Inside his grandson sleeps on his wife’s lap. Taking care of Liam while his daughter cares for Jake, some 30 miles north, is what he needs to do to weather this storm.
What I can do, to help, is clear off the top layer of snow, so Andrea can clear the bottom.
I feel helpless looking at the screen, seeing the images in the paper and on TV of the devastation in Haiti. I felt helpless watching like a voyeur the pain of families, mothers, children, fathers, sons as tragedy unfolds after the Tsunamis, earthquakes, hurricanes, terrorist attacks. I felt helpless; because I wanted to do something, I want to do more than send a check. And in most cases, I could not. And in some cases, I could not afford to even send that.
I can not deploy to Haiti to serve. I can not remove rubble or build housing in Port a Prince. I can not bring water to the thirsty or food to the hungry. I can not do these things for the people we see suffering. Even though I am desperate to help, I can not help the way that I would like.
But I can help someone.
I can not aid those that suffer in Haiti, but I can help a family in need in Englewood. I can visit a senior in Rogers Park. I can help an 8th grader with their math homework. I can build a playground for the school where the only place for the children to play is asphalt.
Bill waits for Holly at the door, in his wheelchair, and when she arrives, his smile lights up the room. Holly has been Bill’s volunteer for over 10 years, coming every Monday night to play Bingo, provide companionship and offer a warm and friendly smile. Last year, when Holly was given an award for her service, Bill made sure he was there, in his chair to present it to her. 40 years separate them, but there will never be better friends.

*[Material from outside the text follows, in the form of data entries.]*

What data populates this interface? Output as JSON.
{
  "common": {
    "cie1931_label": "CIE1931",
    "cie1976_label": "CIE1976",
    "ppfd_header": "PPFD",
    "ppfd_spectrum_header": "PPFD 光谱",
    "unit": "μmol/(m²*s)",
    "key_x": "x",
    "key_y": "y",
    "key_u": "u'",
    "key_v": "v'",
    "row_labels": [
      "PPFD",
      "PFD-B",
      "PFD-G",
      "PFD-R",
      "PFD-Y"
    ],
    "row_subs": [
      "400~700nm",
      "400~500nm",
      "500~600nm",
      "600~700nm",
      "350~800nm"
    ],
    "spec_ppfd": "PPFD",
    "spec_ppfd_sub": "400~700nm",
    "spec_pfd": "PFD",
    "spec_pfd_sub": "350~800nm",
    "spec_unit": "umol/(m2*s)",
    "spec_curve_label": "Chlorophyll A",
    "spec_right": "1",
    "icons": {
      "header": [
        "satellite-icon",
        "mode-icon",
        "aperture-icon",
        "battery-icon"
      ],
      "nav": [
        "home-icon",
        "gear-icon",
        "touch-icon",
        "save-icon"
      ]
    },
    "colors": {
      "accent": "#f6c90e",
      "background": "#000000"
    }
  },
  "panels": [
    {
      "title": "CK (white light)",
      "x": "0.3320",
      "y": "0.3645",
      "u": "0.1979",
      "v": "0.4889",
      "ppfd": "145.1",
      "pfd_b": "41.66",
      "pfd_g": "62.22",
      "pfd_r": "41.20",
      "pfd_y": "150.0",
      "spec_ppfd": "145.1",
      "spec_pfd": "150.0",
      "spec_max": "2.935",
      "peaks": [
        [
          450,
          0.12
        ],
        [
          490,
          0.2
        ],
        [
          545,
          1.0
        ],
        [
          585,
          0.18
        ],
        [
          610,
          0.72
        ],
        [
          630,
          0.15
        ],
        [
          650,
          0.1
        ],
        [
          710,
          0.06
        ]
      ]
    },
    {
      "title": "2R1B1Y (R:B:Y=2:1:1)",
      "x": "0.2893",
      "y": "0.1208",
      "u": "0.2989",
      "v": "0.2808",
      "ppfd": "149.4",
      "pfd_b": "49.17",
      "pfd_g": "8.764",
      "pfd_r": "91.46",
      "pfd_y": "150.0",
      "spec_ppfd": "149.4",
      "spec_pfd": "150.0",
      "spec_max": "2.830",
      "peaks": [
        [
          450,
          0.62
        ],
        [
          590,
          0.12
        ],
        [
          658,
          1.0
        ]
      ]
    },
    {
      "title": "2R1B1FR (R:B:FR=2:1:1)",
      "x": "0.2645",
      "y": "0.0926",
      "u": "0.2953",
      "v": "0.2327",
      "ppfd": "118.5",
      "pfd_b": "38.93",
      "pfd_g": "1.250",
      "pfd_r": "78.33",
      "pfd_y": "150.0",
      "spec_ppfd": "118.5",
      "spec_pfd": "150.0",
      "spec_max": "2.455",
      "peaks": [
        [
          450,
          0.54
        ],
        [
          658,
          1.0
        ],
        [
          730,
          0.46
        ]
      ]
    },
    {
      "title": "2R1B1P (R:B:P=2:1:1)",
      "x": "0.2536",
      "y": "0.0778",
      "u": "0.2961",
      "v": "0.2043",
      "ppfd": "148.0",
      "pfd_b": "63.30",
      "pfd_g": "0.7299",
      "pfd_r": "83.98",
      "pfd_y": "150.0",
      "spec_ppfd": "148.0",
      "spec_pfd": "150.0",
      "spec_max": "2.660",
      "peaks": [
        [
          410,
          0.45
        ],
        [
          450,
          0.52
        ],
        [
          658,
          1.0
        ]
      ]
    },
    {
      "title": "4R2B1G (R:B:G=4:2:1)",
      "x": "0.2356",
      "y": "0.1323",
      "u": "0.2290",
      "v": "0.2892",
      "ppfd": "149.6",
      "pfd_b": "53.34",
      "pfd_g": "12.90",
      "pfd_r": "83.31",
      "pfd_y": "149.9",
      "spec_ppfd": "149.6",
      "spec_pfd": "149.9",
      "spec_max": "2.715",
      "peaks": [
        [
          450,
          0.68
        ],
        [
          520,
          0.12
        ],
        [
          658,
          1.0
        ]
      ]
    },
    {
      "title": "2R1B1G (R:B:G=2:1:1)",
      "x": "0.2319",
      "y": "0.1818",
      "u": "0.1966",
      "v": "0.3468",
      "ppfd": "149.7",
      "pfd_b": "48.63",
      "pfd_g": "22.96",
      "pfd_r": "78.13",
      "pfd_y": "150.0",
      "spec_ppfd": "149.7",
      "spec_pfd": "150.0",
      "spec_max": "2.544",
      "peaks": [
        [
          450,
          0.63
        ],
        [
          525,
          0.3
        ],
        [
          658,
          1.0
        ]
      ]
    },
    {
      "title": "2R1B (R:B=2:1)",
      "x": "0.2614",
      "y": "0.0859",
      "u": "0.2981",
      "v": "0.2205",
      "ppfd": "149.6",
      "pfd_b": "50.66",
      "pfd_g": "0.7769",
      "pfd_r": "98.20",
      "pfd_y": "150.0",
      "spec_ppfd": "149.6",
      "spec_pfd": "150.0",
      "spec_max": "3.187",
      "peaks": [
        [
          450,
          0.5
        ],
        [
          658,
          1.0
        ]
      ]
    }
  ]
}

Inside the classroom 20 six year olds wait for Ron. He brings in the boxes and they all start giggling, excited for the day’s experiments. What will they do today? Ron and his volunteers unpack the plastic bottles, sand, water, salt and other supplies for the lesson. Today these 20 six year olds will create their very own portable oceans, in their classroom, on an otherwise beautiful Saturday morning. They would rather be in school.
Norm waits for Mary, shifting weight back and forth, until she comes through the door, with her team of volunteers. Norm is 72, he runs the neighborhood pantry, he just can’t lift boxes anymore. He can’t unload the truck. He can’t make the bags for the families that come in, working Mom’s and Dad’s with children, who just need a little help, a few things to get by until the next check. But Mary and her volunteer, they can unload the truck, sort the food, pack the boxes, help the families, smile at the Mom who feels the red blush of shame at asking for help, a kind word to make her feel at ease, to let her know it is just a neighbor helping a neighbor, volunteers joke with the children, and load the groceries into the car. Norm waits for Mary every Thursday. Norm waits for Mary every Saturday. And Mary comes.
I can not go to Haiti to help. But I can help. In Englewood. In Austin. In Rogers Park and Uptown. I can help in Woodlawn. I can be there in Washington Park. I can not help Haiti, but I am not helpless. So Saturday, I will volunteer.